The astonishing array of personal information available at our fingertips has had two very different effects on our society, our healthcare system and on us as healthcare professionals. One is the growing awareness that we need to safeguard our privacy from the technology that has encroached on virtually every part of our lives. The other is the increasing importance we all place on our right to make informed choices about the things that affect us. As healthcare professionals, we have the ability to significantly impact the lives of our patients, and they trust us to make good decisions regarding their care and wellbeing. So what happens when we make bad decisions in our personal life? Does that make us more likely to make bad decisions in our professional life? Maybe.

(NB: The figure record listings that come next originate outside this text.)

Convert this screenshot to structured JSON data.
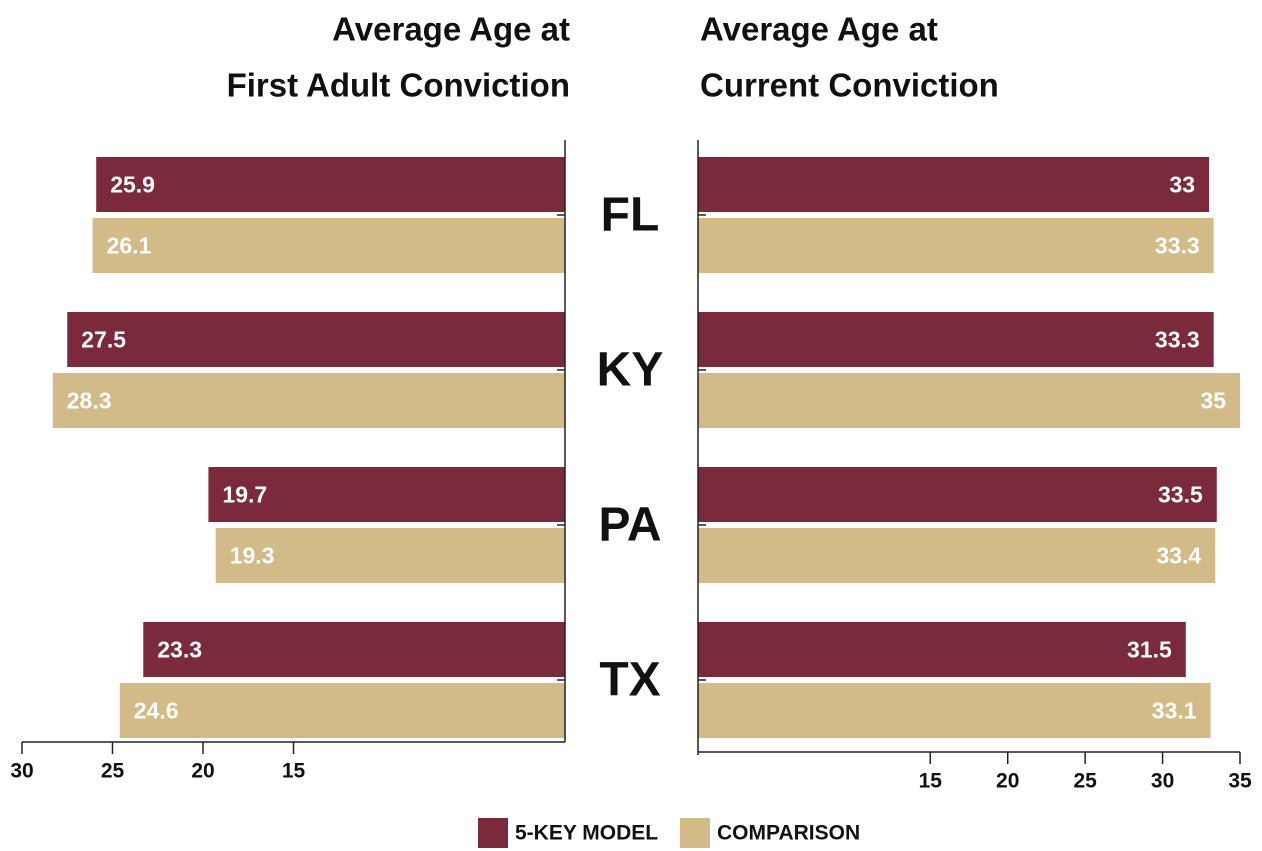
{
  "chart_data": [
    {
      "type": "bar",
      "title": [
        "Average Age at",
        "First Adult Conviction"
      ],
      "categories": [
        "FL",
        "KY",
        "PA",
        "TX"
      ],
      "series": [
        {
          "name": "5-KEY MODEL",
          "color": "#7a2a3a",
          "values": [
            25.9,
            27.5,
            19.7,
            23.3
          ]
        },
        {
          "name": "COMPARISON",
          "color": "#d3bb88",
          "values": [
            26.1,
            28.3,
            19.3,
            24.6
          ]
        }
      ],
      "xlim": [
        0,
        30
      ],
      "xticks": [
        30,
        25,
        20,
        15
      ],
      "reversed": true
    },
    {
      "type": "bar",
      "title": [
        "Average Age at",
        "Current Conviction"
      ],
      "series": [
        {
          "name": "5-KEY MODEL",
          "color": "#7a2a3a",
          "values": [
            33,
            33.3,
            33.5,
            31.5
          ]
        },
        {
          "name": "COMPARISON",
          "color": "#d3bb88",
          "values": [
            33.3,
            35,
            33.4,
            33.1
          ]
        }
      ],
      "xlim": [
        0,
        35
      ],
      "xticks": [
        15,
        20,
        25,
        30,
        35
      ],
      "reversed": false
    }
  ]
}
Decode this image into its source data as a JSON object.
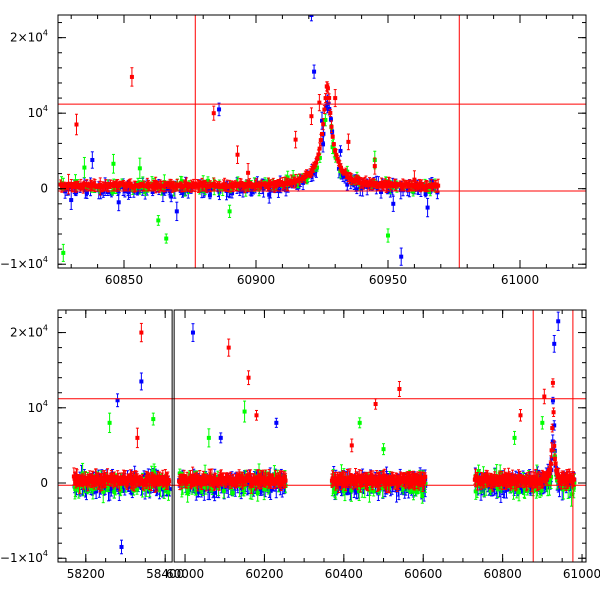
{
  "chart_data": [
    {
      "type": "scatter",
      "title": "",
      "xlabel": "",
      "ylabel": "",
      "xlim": [
        60825,
        61025
      ],
      "ylim": [
        -10500,
        23000
      ],
      "x_ticks": [
        60850,
        60900,
        60950,
        61000
      ],
      "x_tick_labels": [
        "60850",
        "60900",
        "60950",
        "61000"
      ],
      "y_ticks": [
        {
          "value": -10000,
          "label": "−1×10",
          "exp": "4"
        },
        {
          "value": 0,
          "label": "0",
          "exp": ""
        },
        {
          "value": 10000,
          "label": "10",
          "exp": "4"
        },
        {
          "value": 20000,
          "label": "2×10",
          "exp": "4"
        }
      ],
      "hlines": [
        -300,
        11200
      ],
      "vlines": [
        60877,
        60977
      ],
      "peak_time": 60927,
      "peak_value": 13500,
      "series": [
        {
          "name": "red",
          "color": "#ff0000",
          "points": [
            [
              60829,
              600
            ],
            [
              60832,
              8500
            ],
            [
              60841,
              300
            ],
            [
              60853,
              14800
            ],
            [
              60862,
              900
            ],
            [
              60884,
              10000
            ],
            [
              60893,
              4500
            ],
            [
              60897,
              2100
            ],
            [
              60915,
              6500
            ],
            [
              60921,
              9600
            ],
            [
              60924,
              11400
            ],
            [
              60927,
              13500
            ],
            [
              60930,
              12000
            ],
            [
              60935,
              6200
            ],
            [
              60945,
              3000
            ],
            [
              60960,
              1200
            ],
            [
              60969,
              400
            ]
          ]
        },
        {
          "name": "blue",
          "color": "#0000ff",
          "points": [
            [
              60830,
              -1500
            ],
            [
              60838,
              3800
            ],
            [
              60848,
              -1800
            ],
            [
              60870,
              -3000
            ],
            [
              60886,
              10500
            ],
            [
              60905,
              -800
            ],
            [
              60921,
              23000
            ],
            [
              60922,
              15500
            ],
            [
              60925,
              9000
            ],
            [
              60932,
              5000
            ],
            [
              60948,
              500
            ],
            [
              60952,
              -2000
            ],
            [
              60955,
              -9000
            ],
            [
              60965,
              -2500
            ]
          ]
        },
        {
          "name": "green",
          "color": "#00ff00",
          "points": [
            [
              60827,
              -8500
            ],
            [
              60835,
              2800
            ],
            [
              60846,
              3300
            ],
            [
              60856,
              2700
            ],
            [
              60863,
              -4200
            ],
            [
              60866,
              -6600
            ],
            [
              60880,
              600
            ],
            [
              60890,
              -3000
            ],
            [
              60912,
              1500
            ],
            [
              60929,
              5500
            ],
            [
              60945,
              3800
            ],
            [
              60950,
              -6200
            ]
          ]
        }
      ]
    },
    {
      "type": "scatter",
      "title": "",
      "xlabel": "",
      "ylabel": "",
      "xlim": [
        58130,
        61010
      ],
      "ylim": [
        -10500,
        23000
      ],
      "x_ticks": [
        58200,
        58400,
        60000,
        60200,
        60400,
        60600,
        60800,
        61000
      ],
      "x_tick_labels": [
        "58200",
        "58400",
        "60000",
        "60200",
        "60400",
        "60600",
        "60800",
        "61000"
      ],
      "y_ticks": [
        {
          "value": -10000,
          "label": "−1×10",
          "exp": "4"
        },
        {
          "value": 0,
          "label": "0",
          "exp": ""
        },
        {
          "value": 10000,
          "label": "10",
          "exp": "4"
        },
        {
          "value": 20000,
          "label": "2×10",
          "exp": "4"
        }
      ],
      "axis_break": [
        58420,
        59970
      ],
      "hlines": [
        -300,
        11200
      ],
      "vlines": [
        60877,
        60977
      ],
      "observing_seasons": [
        [
          58170,
          58410
        ],
        [
          59985,
          60255
        ],
        [
          60370,
          60605
        ],
        [
          60730,
          60980
        ]
      ],
      "series": [
        {
          "name": "red",
          "color": "#ff0000",
          "points": [
            [
              58340,
              20000
            ],
            [
              58330,
              6000
            ],
            [
              60110,
              18000
            ],
            [
              60160,
              14000
            ],
            [
              60180,
              9000
            ],
            [
              60420,
              5000
            ],
            [
              60480,
              10500
            ],
            [
              60540,
              12500
            ],
            [
              60845,
              9000
            ],
            [
              60905,
              11500
            ]
          ]
        },
        {
          "name": "blue",
          "color": "#0000ff",
          "points": [
            [
              58280,
              11000
            ],
            [
              58340,
              13500
            ],
            [
              58290,
              -8500
            ],
            [
              60020,
              20000
            ],
            [
              60090,
              6000
            ],
            [
              60230,
              8000
            ],
            [
              60940,
              21500
            ],
            [
              60930,
              18500
            ]
          ]
        },
        {
          "name": "green",
          "color": "#00ff00",
          "points": [
            [
              58260,
              8000
            ],
            [
              58370,
              8500
            ],
            [
              60060,
              6000
            ],
            [
              60150,
              9500
            ],
            [
              60440,
              8000
            ],
            [
              60500,
              4500
            ],
            [
              60830,
              6000
            ],
            [
              60900,
              8000
            ]
          ]
        }
      ]
    }
  ]
}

We all make mistakes. Suppose an RT drinks a little too much at a Christmas party, tries to drive home, get pulled over by the police, and is charged with DUI. Not a good thing, but it happens; and it is unlikely that anyone would think any less of them as a healthcare professional as a result of one mistake. However, what if the same thing happened again on New Year’s Eve and yet again not long after the RT’s license is returned to him a year later? At what point do we feel that their drinking and driving has moved from being a mistake to a conscious (albeit somewhat inebriated) choice? We all know the dangers to ourselves and others when mixing alcohol with gasoline. So it may be argued that repeatedly choosing to do so demonstrates a pattern of poor decision-making – as well as an unwillingness to put the needs and safety of others above one’s own. Does it mean that they might apply the same flawed and self-centered reasoning when providing patient care? It’s difficult to guess, but a pattern of poor decision making may demonstrate that there is something going on with the RT that needs to be investigated (i.e., alcoholism, depression, etc.).


Let’s turn it around. It’s January 2nd and your child is about to undergo a routine surgical procedure. The surgeon who is about to operate on her has been charged with 3 DUIs over the past 2 years. Would you want to know that? What if we changed the DUI charges to theft under $5000 – or possession of stolen property – or domestic assault – ? I know it’s a bit different for Respiratory Therapists, in that our patients don’t always have an opportunity to choose us in the same way that they choose their physiotherapist or physician. This is likely to change, however, as more complex respiratory care moves into the community. Regardless, patients’ increasingly demand access to information that will enable them to make educated choices about who they entrust with their care. As healthcare professionals, we need to be aware of changing expectations.